Перемена тактики довольно скоро дала свои результаты. В зарослях кустарника, мимо которых в тот момент двигалась, ватага, затрещало, и тропу перегородили несколько мужчин такого вида, что у обычного человека сразу возникало желание заранее вывернуть перед ними карманы.
– Куда намылились, живодристики? – мрачно поинтересовался предводитель банды, человек с широкой лоснящейся рожей и близко посаженными глазами.
– Да никуда, отец родной, – запричитал Зяблик. – Побираемся мы, Христа ради. Где люди добрые приютят, там и дом наш. А не приютят, так мы и в чистом поле ночуем.
– А кто вам на моей дороге ходить позволил? – осведомился главарь.
– Не знали мы, отец родной, что она твоя, – развел руками Зяблик. – Думали, что общественная. Уж прости, сейчас обратно пойдем.
– Сначала пошлину заплатите.
– Мы бы и рады, да нечем, – пригорюнился Зяблик. – Два дня крошки хлеба во рту не держали.
– А что в мешках?
– Ветошь всякая. Ты, отец родной, и руки о нее марать не станешь.
– А девка эта чья? – главарь бесстыдным взором уставился на Марину.
– Соседская. Тоже беженка. Прибилась к нам.
– Ну так и быть, – осклабился главарь. – Цена ей, конечно, копейка, но в счет уплаты долга возьмем.
– Бери, отец родной, бери. – Зяблик посторонился, пропуская главаря, а когда тот, масляно улыбаясь, шагнул вперед, негромко произнес: – Зеке!

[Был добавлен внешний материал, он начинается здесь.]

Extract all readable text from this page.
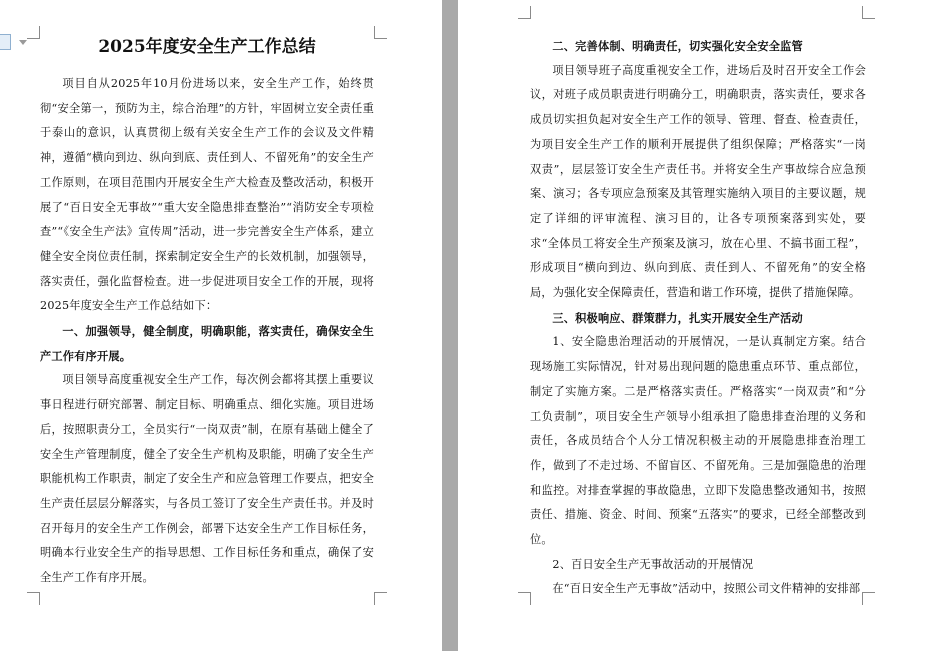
2025年度安全生产工作总结

项目自从2025年10月份进场以来，安全生产工作，始终贯彻“安全第一，预防为主，综合治理”的方针，牢固树立安全责任重于泰山的意识，认真贯彻上级有关安全生产工作的会议及文件精神，遵循“横向到边、纵向到底、责任到人、不留死角”的安全生产工作原则，在项目范围内开展安全生产大检查及整改活动，积极开展了“百日安全无事故”“重大安全隐患排查整治”“消防安全专项检查”“《安全生产法》宣传周”活动，进一步完善安全生产体系，建立健全安全岗位责任制，探索制定安全生产的长效机制，加强领导，落实责任，强化监督检查。进一步促进项目安全工作的开展，现将2025年度安全生产工作总结如下：

一、加强领导，健全制度，明确职能，落实责任，确保安全生产工作有序开展。

项目领导高度重视安全生产工作，每次例会都将其摆上重要议事日程进行研究部署、制定目标、明确重点、细化实施。项目进场后，按照职责分工，全员实行“一岗双责”制，在原有基础上健全了安全生产管理制度，健全了安全生产机构及职能，明确了安全生产职能机构工作职责，制定了安全生产和应急管理工作要点，把安全生产责任层层分解落实，与各员工签订了安全生产责任书。并及时召开每月的安全生产工作例会，部署下达安全生产工作目标任务，明确本行业安全生产的指导思想、工作目标任务和重点，确保了安全生产工作有序开展。

二、完善体制、明确责任，切实强化安全安全监管

项目领导班子高度重视安全工作，进场后及时召开安全工作会议，对班子成员职责进行明确分工，明确职责，落实责任，要求各成员切实担负起对安全生产工作的领导、管理、督查、检查责任，为项目安全生产工作的顺利开展提供了组织保障；严格落实“一岗双责”，层层签订安全生产责任书。并将安全生产事故综合应急预案、演习；各专项应急预案及其管理实施纳入项目的主要议题，规定了详细的评审流程、演习目的，让各专项预案落到实处，要求“全体员工将安全生产预案及演习，放在心里、不搞书面工程”，形成项目“横向到边、纵向到底、责任到人、不留死角”的安全格局，为强化安全保障责任，营造和谐工作环境，提供了措施保障。

三、积极响应、群策群力，扎实开展安全生产活动

1、安全隐患治理活动的开展情况，一是认真制定方案。结合现场施工实际情况，针对易出现问题的隐患重点环节、重点部位，制定了实施方案。二是严格落实责任。严格落实“一岗双责”和“分工负责制”，项目安全生产领导小组承担了隐患排查治理的义务和责任，各成员结合个人分工情况积极主动的开展隐患排查治理工作，做到了不走过场、不留盲区、不留死角。三是加强隐患的治理和监控。对排查掌握的事故隐患，立即下发隐患整改通知书，按照责任、措施、资金、时间、预案“五落实”的要求，已经全部整改到位。

2、百日安全生产无事故活动的开展情况

在“百日安全生产无事故”活动中，按照公司文件精神的安排部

Это означало, что члены ватаги должны немедленно убраться с линии огня. Сам Зяблик рухнул на землю, потянув за собой главаря. Марина, фальшивые мешочницы и лжеподросток отскочили в сторону. Пыжлов-младший выхватил из-под груды тряпья пулемет Дегтярева с ленточным боепитанием и в упор резанул по бандитам. Четверо мужиков рухнули столь же дружно, как стебли пшеницы, попавшие под серп жницы.
Пока ватага разбиралась с мертвецами, отыскивая признаки, которые указывали бы на их принадлежность к аггелам. Зяблик, оседлавший главаря, завел с ним задушевный разговор:
– Теперь ты понял, отец родной, что бывает, когда на чужое заришься?
Тот молчал, сопел и упорно пытался освободиться.
– Успокойся, – уговаривал его Зяблик. – Полежи. Дай я на тебя полюбуюсь. Кого это ты мне напоминаешь? Тебя, случаем, не Альфонсом кличут?
Главарь, изловчившись, укусил Зяблика, за что был немедленно наказан увесистой плюхой по зубам. Пыжлов-старший, подкатив коляску поближе, наклонился над пленником.
– Все верно, – щурясь, сказал он. – Альфонс это и есть. Разве такую рожу с кем-нибудь спутаешь. Я его уже лет пять знаю, еще с тех пор, как он у Плешакова «шестерил» по мелочам.
– Бывает еще в жизни фарт, – Зяблик занес кулак для нового удара. – Ведь я тебя, мокрица, который день по Отчине ищу.
Еще на подходе к Талашевску встречные патрули сообщили Зяблику, что его срочно разыскивает Цыпф. К тому времени Альфонс уже признался, что видел Верку и даже допрашивал в комендатуре, хотя непосредственное участие в ее убийстве категорически отрицал. Подтвердил Альфонс и свою принадлежность к аггелам – тут уж крыть было нечем, трое из его соратников имели на голове зачатки рожек.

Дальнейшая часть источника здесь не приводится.